Intestinal viral diseases are common during the late spring and early summer in Taiwan but usually pass without leaving fatalities. According to Dr Wang, at any time some 30 per cent of the population will have enterovirus in their bodies but in most cases it does not cause illness. It is highly problematic to screen potential victims of these viruses because it is impossible to tell which people will be affected by them in a serious or lethal way.

This virus, or combination of viruses, is hitting the very young because they have not developed the immunity which builds up in older people. Of the 145 patients admitted to hospital, 20 per cent have died and 65 were discharged.

The first fatality occurred on 15 May in the centre of Taiwan. Other deaths and reports of viral infection soon flowed in. Nursery schools across the country shut their doors to avoid the spread of infection. Parents were warned not to take their children to crowded places and to be extra vigilant about personal hygiene.

The initial panic has been brought under control but parents and child care workers remain vigilant. "Parents are very worried," says Yen Su- Chen, the principal of the Weili Kindergarten in Taipei. "They ask me how they should handle this." She tells them to make sure their children wash their hands and if they show the slightest signs of illness, not to bring them to the nursery. Two children out of the 76 attending the kindergarten have been affected, though there have been no fatalities.

Parents arriving to collect their children from Weili yesterday evening were taking no chances.
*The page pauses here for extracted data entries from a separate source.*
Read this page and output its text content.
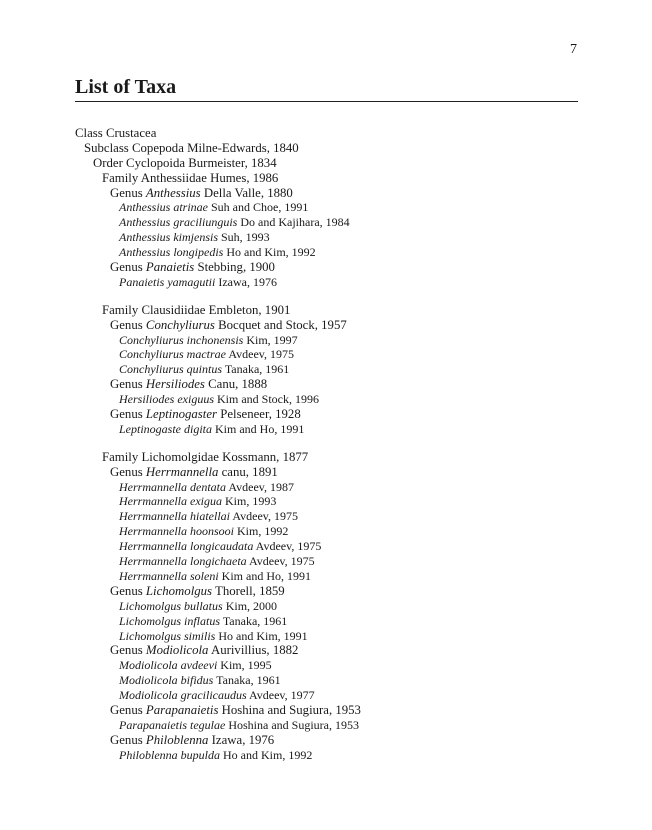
7
List of Taxa
Class Crustacea
Subclass Copepoda Milne-Edwards, 1840
Order Cyclopoida Burmeister, 1834
Family Anthessiidae Humes, 1986
Genus Anthessius Della Valle, 1880
Anthessius atrinae Suh and Choe, 1991
Anthessius graciliunguis Do and Kajihara, 1984
Anthessius kimjensis Suh, 1993
Anthessius longipedis Ho and Kim, 1992
Genus Panaietis Stebbing, 1900
Panaietis yamagutii Izawa, 1976
Family Clausidiidae Embleton, 1901
Genus Conchyliurus Bocquet and Stock, 1957
Conchyliurus inchonensis Kim, 1997
Conchyliurus mactrae Avdeev, 1975
Conchyliurus quintus Tanaka, 1961
Genus Hersiliodes Canu, 1888
Hersiliodes exiguus Kim and Stock, 1996
Genus Leptinogaster Pelseneer, 1928
Leptinogaste digita Kim and Ho, 1991
Family Lichomolgidae Kossmann, 1877
Genus Herrmannella canu, 1891
Herrmannella dentata Avdeev, 1987
Herrmannella exigua Kim, 1993
Herrmannella hiatellai Avdeev, 1975
Herrmannella hoonsooi Kim, 1992
Herrmannella longicaudata Avdeev, 1975
Herrmannella longichaeta Avdeev, 1975
Herrmannella soleni Kim and Ho, 1991
Genus Lichomolgus Thorell, 1859
Lichomolgus bullatus Kim, 2000
Lichomolgus inflatus Tanaka, 1961
Lichomolgus similis Ho and Kim, 1991
Genus Modiolicola Aurivillius, 1882
Modiolicola avdeevi Kim, 1995
Modiolicola bifidus Tanaka, 1961
Modiolicola gracilicaudus Avdeev, 1977
Genus Parapanaietis Hoshina and Sugiura, 1953
Parapanaietis tegulae Hoshina and Sugiura, 1953
Genus Philoblenna Izawa, 1976
Philoblenna bupulda Ho and Kim, 1992
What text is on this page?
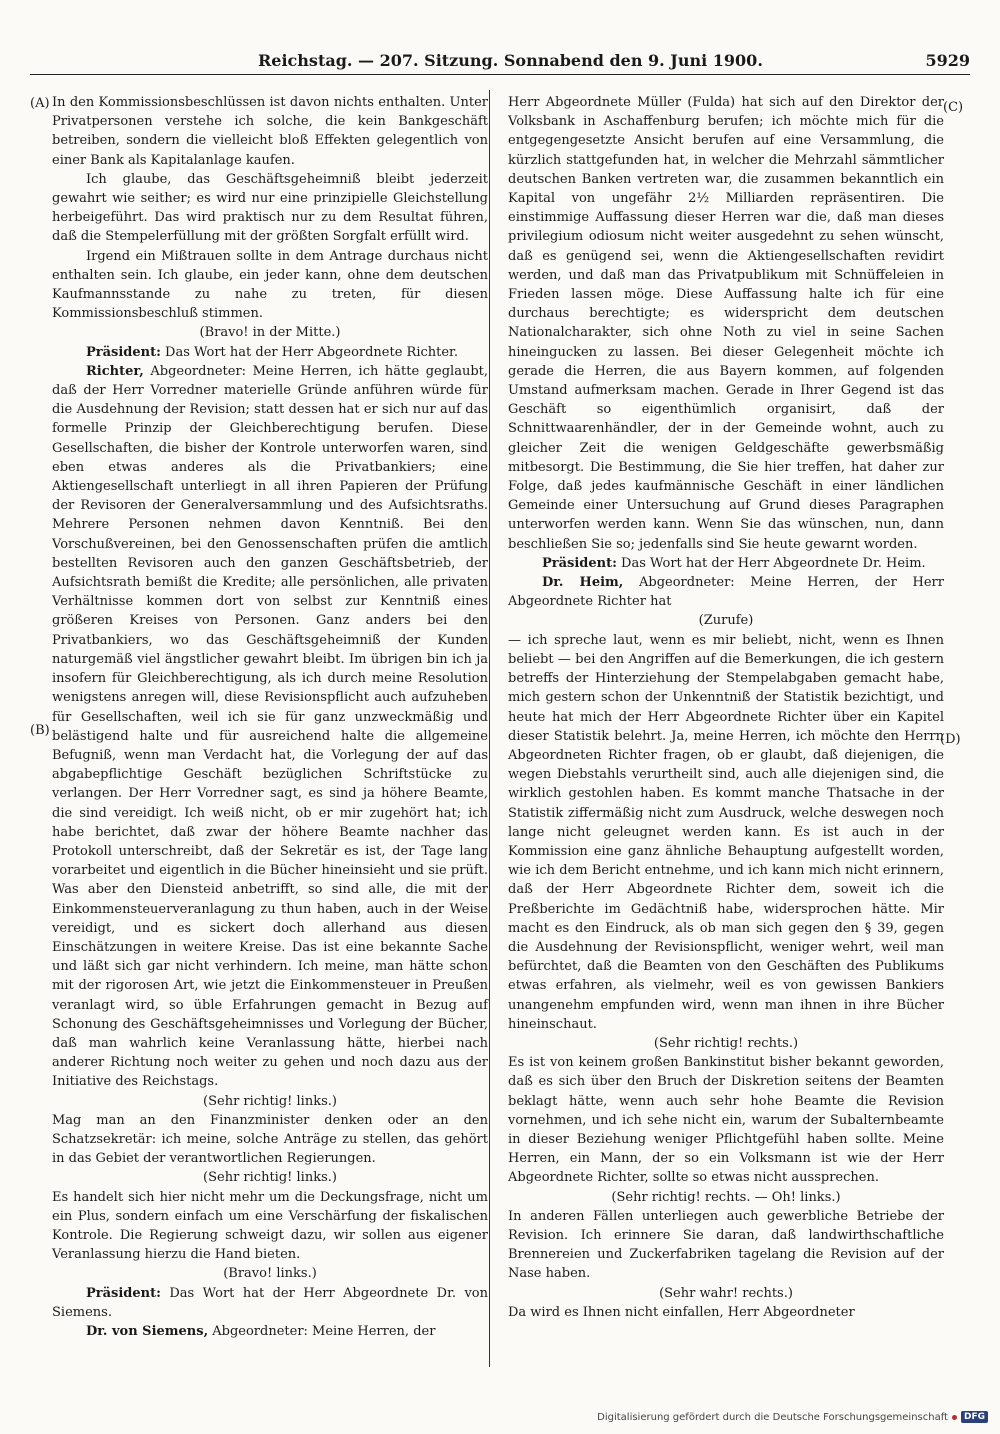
Reichstag. — 207. Sitzung. Sonnabend den 9. Juni 1900.	5929
(A)
(B)
(C)
(D)

In den Kommissionsbeschlüssen ist davon nichts enthalten. Unter Privatpersonen verstehe ich solche, die kein Bankgeschäft betreiben, sondern die vielleicht bloß Effekten gelegentlich von einer Bank als Kapitalanlage kaufen.

Ich glaube, das Geschäftsgeheimniß bleibt jederzeit gewahrt wie seither; es wird nur eine prinzipielle Gleichstellung herbeigeführt. Das wird praktisch nur zu dem Resultat führen, daß die Stempelerfüllung mit der größten Sorgfalt erfüllt wird.

Irgend ein Mißtrauen sollte in dem Antrage durchaus nicht enthalten sein. Ich glaube, ein jeder kann, ohne dem deutschen Kaufmannsstande zu nahe zu treten, für diesen Kommissionsbeschluß stimmen.

(Bravo! in der Mitte.)

Präsident: Das Wort hat der Herr Abgeordnete Richter.

Richter, Abgeordneter: Meine Herren, ich hätte geglaubt, daß der Herr Vorredner materielle Gründe anführen würde für die Ausdehnung der Revision; statt dessen hat er sich nur auf das formelle Prinzip der Gleichberechtigung berufen. Diese Gesellschaften, die bisher der Kontrole unterworfen waren, sind eben etwas anderes als die Privatbankiers; eine Aktiengesellschaft unterliegt in all ihren Papieren der Prüfung der Revisoren der Generalversammlung und des Aufsichtsraths. Mehrere Personen nehmen davon Kenntniß. Bei den Vorschußvereinen, bei den Genossenschaften prüfen die amtlich bestellten Revisoren auch den ganzen Geschäftsbetrieb, der Aufsichtsrath bemißt die Kredite; alle persönlichen, alle privaten Verhältnisse kommen dort von selbst zur Kenntniß eines größeren Kreises von Personen. Ganz anders bei den Privatbankiers, wo das Geschäftsgeheimniß der Kunden naturgemäß viel ängstlicher gewahrt bleibt. Im übrigen bin ich ja insofern für Gleichberechtigung, als ich durch meine Resolution wenigstens anregen will, diese Revisionspflicht auch aufzuheben für Gesellschaften, weil ich sie für ganz unzweckmäßig und belästigend halte und für ausreichend halte die allgemeine Befugniß, wenn man Verdacht hat, die Vorlegung der auf das abgabepflichtige Geschäft bezüglichen Schriftstücke zu verlangen. Der Herr Vorredner sagt, es sind ja höhere Beamte, die sind vereidigt. Ich weiß nicht, ob er mir zugehört hat; ich habe berichtet, daß zwar der höhere Beamte nachher das Protokoll unterschreibt, daß der Sekretär es ist, der Tage lang vorarbeitet und eigentlich in die Bücher hineinsieht und sie prüft. Was aber den Diensteid anbetrifft, so sind alle, die mit der Einkommensteuerveranlagung zu thun haben, auch in der Weise vereidigt, und es sickert doch allerhand aus diesen Einschätzungen in weitere Kreise. Das ist eine bekannte Sache und läßt sich gar nicht verhindern. Ich meine, man hätte schon mit der rigorosen Art, wie jetzt die Einkommensteuer in Preußen veranlagt wird, so üble Erfahrungen gemacht in Bezug auf Schonung des Geschäftsgeheimnisses und Vorlegung der Bücher, daß man wahrlich keine Veranlassung hätte, hierbei nach anderer Richtung noch weiter zu gehen und noch dazu aus der Initiative des Reichstags.

(Sehr richtig! links.)

Mag man an den Finanzminister denken oder an den Schatzsekretär: ich meine, solche Anträge zu stellen, das gehört in das Gebiet der verantwortlichen Regierungen.

(Sehr richtig! links.)

Es handelt sich hier nicht mehr um die Deckungsfrage, nicht um ein Plus, sondern einfach um eine Verschärfung der fiskalischen Kontrole. Die Regierung schweigt dazu, wir sollen aus eigener Veranlassung hierzu die Hand bieten.

(Bravo! links.)

Präsident: Das Wort hat der Herr Abgeordnete Dr. von Siemens.

Dr. von Siemens, Abgeordneter: Meine Herren, der

Herr Abgeordnete Müller (Fulda) hat sich auf den Direktor der Volksbank in Aschaffenburg berufen; ich möchte mich für die entgegengesetzte Ansicht berufen auf eine Versammlung, die kürzlich stattgefunden hat, in welcher die Mehrzahl sämmtlicher deutschen Banken vertreten war, die zusammen bekanntlich ein Kapital von ungefähr 2½ Milliarden repräsentiren. Die einstimmige Auffassung dieser Herren war die, daß man dieses privilegium odiosum nicht weiter ausgedehnt zu sehen wünscht, daß es genügend sei, wenn die Aktiengesellschaften revidirt werden, und daß man das Privatpublikum mit Schnüffeleien in Frieden lassen möge. Diese Auffassung halte ich für eine durchaus berechtigte; es widerspricht dem deutschen Nationalcharakter, sich ohne Noth zu viel in seine Sachen hineingucken zu lassen. Bei dieser Gelegenheit möchte ich gerade die Herren, die aus Bayern kommen, auf folgenden Umstand aufmerksam machen. Gerade in Ihrer Gegend ist das Geschäft so eigenthümlich organisirt, daß der Schnittwaarenhändler, der in der Gemeinde wohnt, auch zu gleicher Zeit die wenigen Geldgeschäfte gewerbsmäßig mitbesorgt. Die Bestimmung, die Sie hier treffen, hat daher zur Folge, daß jedes kaufmännische Geschäft in einer ländlichen Gemeinde einer Untersuchung auf Grund dieses Paragraphen unterworfen werden kann. Wenn Sie das wünschen, nun, dann beschließen Sie so; jedenfalls sind Sie heute gewarnt worden.

Präsident: Das Wort hat der Herr Abgeordnete Dr. Heim.

Dr. Heim, Abgeordneter: Meine Herren, der Herr Abgeordnete Richter hat

(Zurufe)

— ich spreche laut, wenn es mir beliebt, nicht, wenn es Ihnen beliebt — bei den Angriffen auf die Bemerkungen, die ich gestern betreffs der Hinterziehung der Stempelabgaben gemacht habe, mich gestern schon der Unkenntniß der Statistik bezichtigt, und heute hat mich der Herr Abgeordnete Richter über ein Kapitel dieser Statistik belehrt. Ja, meine Herren, ich möchte den Herrn Abgeordneten Richter fragen, ob er glaubt, daß diejenigen, die wegen Diebstahls verurtheilt sind, auch alle diejenigen sind, die wirklich gestohlen haben. Es kommt manche Thatsache in der Statistik ziffermäßig nicht zum Ausdruck, welche deswegen noch lange nicht geleugnet werden kann. Es ist auch in der Kommission eine ganz ähnliche Behauptung aufgestellt worden, wie ich dem Bericht entnehme, und ich kann mich nicht erinnern, daß der Herr Abgeordnete Richter dem, soweit ich die Preßberichte im Gedächtniß habe, widersprochen hätte. Mir macht es den Eindruck, als ob man sich gegen den § 39, gegen die Ausdehnung der Revisionspflicht, weniger wehrt, weil man befürchtet, daß die Beamten von den Geschäften des Publikums etwas erfahren, als vielmehr, weil es von gewissen Bankiers unangenehm empfunden wird, wenn man ihnen in ihre Bücher hineinschaut.

(Sehr richtig! rechts.)

Es ist von keinem großen Bankinstitut bisher bekannt geworden, daß es sich über den Bruch der Diskretion seitens der Beamten beklagt hätte, wenn auch sehr hohe Beamte die Revision vornehmen, und ich sehe nicht ein, warum der Subalternbeamte in dieser Beziehung weniger Pflichtgefühl haben sollte. Meine Herren, ein Mann, der so ein Volksmann ist wie der Herr Abgeordnete Richter, sollte so etwas nicht aussprechen.

(Sehr richtig! rechts. — Oh! links.)

In anderen Fällen unterliegen auch gewerbliche Betriebe der Revision. Ich erinnere Sie daran, daß landwirthschaftliche Brennereien und Zuckerfabriken tagelang die Revision auf der Nase haben.

(Sehr wahr! rechts.)

Da wird es Ihnen nicht einfallen, Herr Abgeordneter

Digitalisierung gefördert durch die Deutsche Forschungsgemeinschaft	DFG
Chao Chuen says that she is not relying on the government to solve the problem. "We must do what is necessary ourselves," she says.

Apparent government inaction is stirring up a political storm, which the active opposition parties are quick to exploit. An editorial in the usually pro-government China Times said that the government "has failed to come up with an effective and concrete package to calm down panic- stricken parents and stop the spread of the virus".

At first the government sought to calm fears by suggesting that the outbreak was not serious. It then promised that it would end quickly. The public was not convinced.

"People are not satisfied with what we have done," concedes Dr Wang, but he asks what they expect to be done in stopping the spread of an unknown virus with no known antidote.

The only comfort to be drawn from this viral epidemic, according to Dr Parashar, is that outbreaks of this kind do not tend to last very long. If it turns out to be the enterovirus type 71, and it follows the pattern established in Malaysia last year, he says, it should go away soon.

Meanwhile practically every day brings news of at least one new fatality. The unease is growing and small children are seen much less frequently in public places.

Houses are being cleaned as they have never been cleaned before. Even though precautions are being taken, the uncertainty about the disease looms ominously over Taiwan, which has had its share of typhoid, cholera and denge fever outbreaks, all of which caused fatalities. However, when those epidemics came around, doctors at least knew what they were dealing with.